Armide, de Lully, au Théâtre des Champs-Elysées.
Etait-ce la musique elle-même, la façon dont elle était jouée ou un effet de la mise en scène ? j'ai trouvé langoureux et presque mélancoliques les divertissements galants, les enchantements qui bercent Renaud, la ronde des Plaisirs ou la Passacaille. Les chansons parlent de jeunesse et du printemps mais la lumière jaune et horizontale figure l'automne du sentiment. A la fin Renaud congédie les Plaisirs et ceux-ci viennent s'incliner devant lui comme la Joie de l'Ode à la Mélancolie, whose hand is ever at his lips bidding adieu.

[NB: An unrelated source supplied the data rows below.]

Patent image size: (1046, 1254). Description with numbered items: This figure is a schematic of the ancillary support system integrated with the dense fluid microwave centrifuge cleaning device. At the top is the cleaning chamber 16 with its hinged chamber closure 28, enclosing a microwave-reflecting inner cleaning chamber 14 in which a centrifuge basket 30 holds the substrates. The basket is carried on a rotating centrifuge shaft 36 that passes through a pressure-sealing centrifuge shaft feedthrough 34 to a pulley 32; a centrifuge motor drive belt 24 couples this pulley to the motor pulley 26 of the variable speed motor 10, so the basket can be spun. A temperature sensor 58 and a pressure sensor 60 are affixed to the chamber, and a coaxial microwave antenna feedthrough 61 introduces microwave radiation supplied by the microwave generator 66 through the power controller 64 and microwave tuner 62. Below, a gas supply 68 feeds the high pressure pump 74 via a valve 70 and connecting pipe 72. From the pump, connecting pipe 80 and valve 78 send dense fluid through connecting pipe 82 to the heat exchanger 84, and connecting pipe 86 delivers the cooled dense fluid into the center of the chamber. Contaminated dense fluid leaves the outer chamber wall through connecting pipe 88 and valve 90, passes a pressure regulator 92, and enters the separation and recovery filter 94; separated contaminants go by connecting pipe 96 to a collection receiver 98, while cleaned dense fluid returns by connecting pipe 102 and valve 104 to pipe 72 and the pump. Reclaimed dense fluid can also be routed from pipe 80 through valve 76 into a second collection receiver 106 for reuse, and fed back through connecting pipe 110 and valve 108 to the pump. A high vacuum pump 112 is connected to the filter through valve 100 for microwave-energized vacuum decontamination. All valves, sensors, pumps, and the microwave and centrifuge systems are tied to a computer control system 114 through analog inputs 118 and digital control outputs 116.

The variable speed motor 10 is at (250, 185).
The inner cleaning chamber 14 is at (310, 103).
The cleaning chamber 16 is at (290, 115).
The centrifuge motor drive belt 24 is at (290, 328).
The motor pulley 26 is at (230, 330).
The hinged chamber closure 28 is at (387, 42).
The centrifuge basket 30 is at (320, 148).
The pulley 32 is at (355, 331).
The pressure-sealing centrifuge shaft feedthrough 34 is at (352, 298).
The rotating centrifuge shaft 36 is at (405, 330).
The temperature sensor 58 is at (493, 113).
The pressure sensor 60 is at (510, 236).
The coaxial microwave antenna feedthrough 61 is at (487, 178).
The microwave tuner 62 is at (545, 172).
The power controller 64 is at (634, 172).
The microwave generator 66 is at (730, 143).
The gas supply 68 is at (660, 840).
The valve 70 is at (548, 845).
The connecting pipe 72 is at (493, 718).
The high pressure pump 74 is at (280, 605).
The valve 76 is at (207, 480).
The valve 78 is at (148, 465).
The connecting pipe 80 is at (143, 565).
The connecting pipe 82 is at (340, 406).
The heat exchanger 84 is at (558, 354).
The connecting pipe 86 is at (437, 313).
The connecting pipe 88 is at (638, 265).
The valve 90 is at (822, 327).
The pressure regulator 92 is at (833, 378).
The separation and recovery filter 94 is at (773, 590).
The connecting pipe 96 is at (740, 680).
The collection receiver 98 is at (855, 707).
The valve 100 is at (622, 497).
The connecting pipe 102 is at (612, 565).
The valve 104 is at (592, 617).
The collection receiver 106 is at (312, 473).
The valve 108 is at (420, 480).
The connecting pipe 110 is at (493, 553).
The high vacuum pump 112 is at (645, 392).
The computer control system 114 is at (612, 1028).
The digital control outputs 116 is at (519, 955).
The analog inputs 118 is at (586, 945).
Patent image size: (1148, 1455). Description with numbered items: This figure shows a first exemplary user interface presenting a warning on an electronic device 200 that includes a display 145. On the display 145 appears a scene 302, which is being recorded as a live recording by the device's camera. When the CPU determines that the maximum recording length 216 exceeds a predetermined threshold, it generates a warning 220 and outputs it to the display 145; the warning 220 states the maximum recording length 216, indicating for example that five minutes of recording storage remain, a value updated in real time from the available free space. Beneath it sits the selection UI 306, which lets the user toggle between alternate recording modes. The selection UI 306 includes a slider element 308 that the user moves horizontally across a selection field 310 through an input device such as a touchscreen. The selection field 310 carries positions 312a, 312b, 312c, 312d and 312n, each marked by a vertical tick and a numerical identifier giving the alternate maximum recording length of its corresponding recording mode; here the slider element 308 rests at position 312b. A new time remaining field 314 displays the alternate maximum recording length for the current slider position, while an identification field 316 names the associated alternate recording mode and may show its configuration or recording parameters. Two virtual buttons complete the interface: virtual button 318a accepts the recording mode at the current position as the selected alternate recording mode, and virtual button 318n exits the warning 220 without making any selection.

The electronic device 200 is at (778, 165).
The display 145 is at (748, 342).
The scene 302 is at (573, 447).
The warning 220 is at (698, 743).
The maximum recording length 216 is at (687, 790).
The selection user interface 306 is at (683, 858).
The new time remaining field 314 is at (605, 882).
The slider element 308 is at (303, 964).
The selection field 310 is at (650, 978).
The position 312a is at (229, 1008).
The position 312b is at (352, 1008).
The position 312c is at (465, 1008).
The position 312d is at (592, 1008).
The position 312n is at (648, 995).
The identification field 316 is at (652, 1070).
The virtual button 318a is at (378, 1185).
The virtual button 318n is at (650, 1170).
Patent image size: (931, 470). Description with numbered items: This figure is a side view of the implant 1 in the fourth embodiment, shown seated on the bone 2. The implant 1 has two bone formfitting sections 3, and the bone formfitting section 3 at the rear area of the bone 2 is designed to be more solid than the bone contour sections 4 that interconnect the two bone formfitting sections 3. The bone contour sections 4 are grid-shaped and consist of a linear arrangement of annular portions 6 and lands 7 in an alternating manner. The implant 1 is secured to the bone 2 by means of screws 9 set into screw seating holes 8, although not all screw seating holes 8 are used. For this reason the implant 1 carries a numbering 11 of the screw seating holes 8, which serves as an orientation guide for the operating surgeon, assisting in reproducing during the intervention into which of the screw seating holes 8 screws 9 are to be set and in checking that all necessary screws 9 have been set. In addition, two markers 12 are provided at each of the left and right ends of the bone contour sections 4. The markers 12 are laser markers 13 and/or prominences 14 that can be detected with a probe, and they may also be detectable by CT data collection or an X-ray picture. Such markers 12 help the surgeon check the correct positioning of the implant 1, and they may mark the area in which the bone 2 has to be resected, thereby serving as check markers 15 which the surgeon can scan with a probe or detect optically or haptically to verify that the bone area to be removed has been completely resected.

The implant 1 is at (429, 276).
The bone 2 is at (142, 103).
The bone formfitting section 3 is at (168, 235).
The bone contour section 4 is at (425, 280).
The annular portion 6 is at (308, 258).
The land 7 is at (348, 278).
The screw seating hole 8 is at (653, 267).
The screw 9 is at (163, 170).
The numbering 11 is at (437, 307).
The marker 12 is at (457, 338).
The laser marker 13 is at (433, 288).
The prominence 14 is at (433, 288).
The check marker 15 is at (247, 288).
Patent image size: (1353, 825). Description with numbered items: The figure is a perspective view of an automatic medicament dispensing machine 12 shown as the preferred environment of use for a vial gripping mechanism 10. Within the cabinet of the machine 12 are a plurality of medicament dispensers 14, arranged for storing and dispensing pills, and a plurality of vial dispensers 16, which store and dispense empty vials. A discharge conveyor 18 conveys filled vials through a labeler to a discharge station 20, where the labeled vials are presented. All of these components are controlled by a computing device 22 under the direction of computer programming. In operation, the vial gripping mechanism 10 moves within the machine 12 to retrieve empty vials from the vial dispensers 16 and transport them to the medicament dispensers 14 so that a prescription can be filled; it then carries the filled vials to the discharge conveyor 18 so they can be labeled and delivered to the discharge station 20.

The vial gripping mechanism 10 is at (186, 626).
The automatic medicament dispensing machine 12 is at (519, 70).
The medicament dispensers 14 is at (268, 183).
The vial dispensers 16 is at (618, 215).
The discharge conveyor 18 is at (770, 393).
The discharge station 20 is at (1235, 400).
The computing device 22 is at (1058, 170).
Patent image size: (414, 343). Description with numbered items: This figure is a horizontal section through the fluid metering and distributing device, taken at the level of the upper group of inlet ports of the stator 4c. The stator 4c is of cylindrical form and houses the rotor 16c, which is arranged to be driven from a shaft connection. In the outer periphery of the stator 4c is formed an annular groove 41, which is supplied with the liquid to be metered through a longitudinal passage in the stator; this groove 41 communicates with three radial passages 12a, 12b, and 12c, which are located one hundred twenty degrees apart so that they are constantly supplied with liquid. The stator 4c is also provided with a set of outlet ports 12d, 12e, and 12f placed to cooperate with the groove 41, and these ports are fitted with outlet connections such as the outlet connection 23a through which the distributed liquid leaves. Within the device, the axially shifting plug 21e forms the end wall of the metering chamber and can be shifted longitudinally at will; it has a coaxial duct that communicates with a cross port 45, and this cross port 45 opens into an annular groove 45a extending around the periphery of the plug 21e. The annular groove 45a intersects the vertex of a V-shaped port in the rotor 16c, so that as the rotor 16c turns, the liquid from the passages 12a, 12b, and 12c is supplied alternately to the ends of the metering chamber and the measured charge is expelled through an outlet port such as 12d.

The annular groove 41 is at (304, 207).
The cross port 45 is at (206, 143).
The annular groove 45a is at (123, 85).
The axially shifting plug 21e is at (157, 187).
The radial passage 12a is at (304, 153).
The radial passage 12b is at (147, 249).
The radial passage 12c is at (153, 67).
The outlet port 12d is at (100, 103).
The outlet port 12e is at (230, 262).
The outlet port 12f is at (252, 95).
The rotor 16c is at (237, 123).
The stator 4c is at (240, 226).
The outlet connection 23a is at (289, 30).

L'amour d'Armide s'exprime par l'inquiétude et par le pressentiment funeste : Armide craint d'abord d'aimer puis elle craint d'être abandonnée ; elle est seule, Renaud est endormi ou envoûté par ses soins, et son malheur semble l'effet de ses propres paroles sans réponse. Trop lucide, elle ne peut être la dupe de ses enchantements et la Haine convoquée des Enfers est impuissante à la guérir de son inclination. Dans cette belle scène, pour finir, la Haine et tous les démons, à sa suite, s'éloignent d'elle et le baiser qu'ils lui donnent est comme une morsure.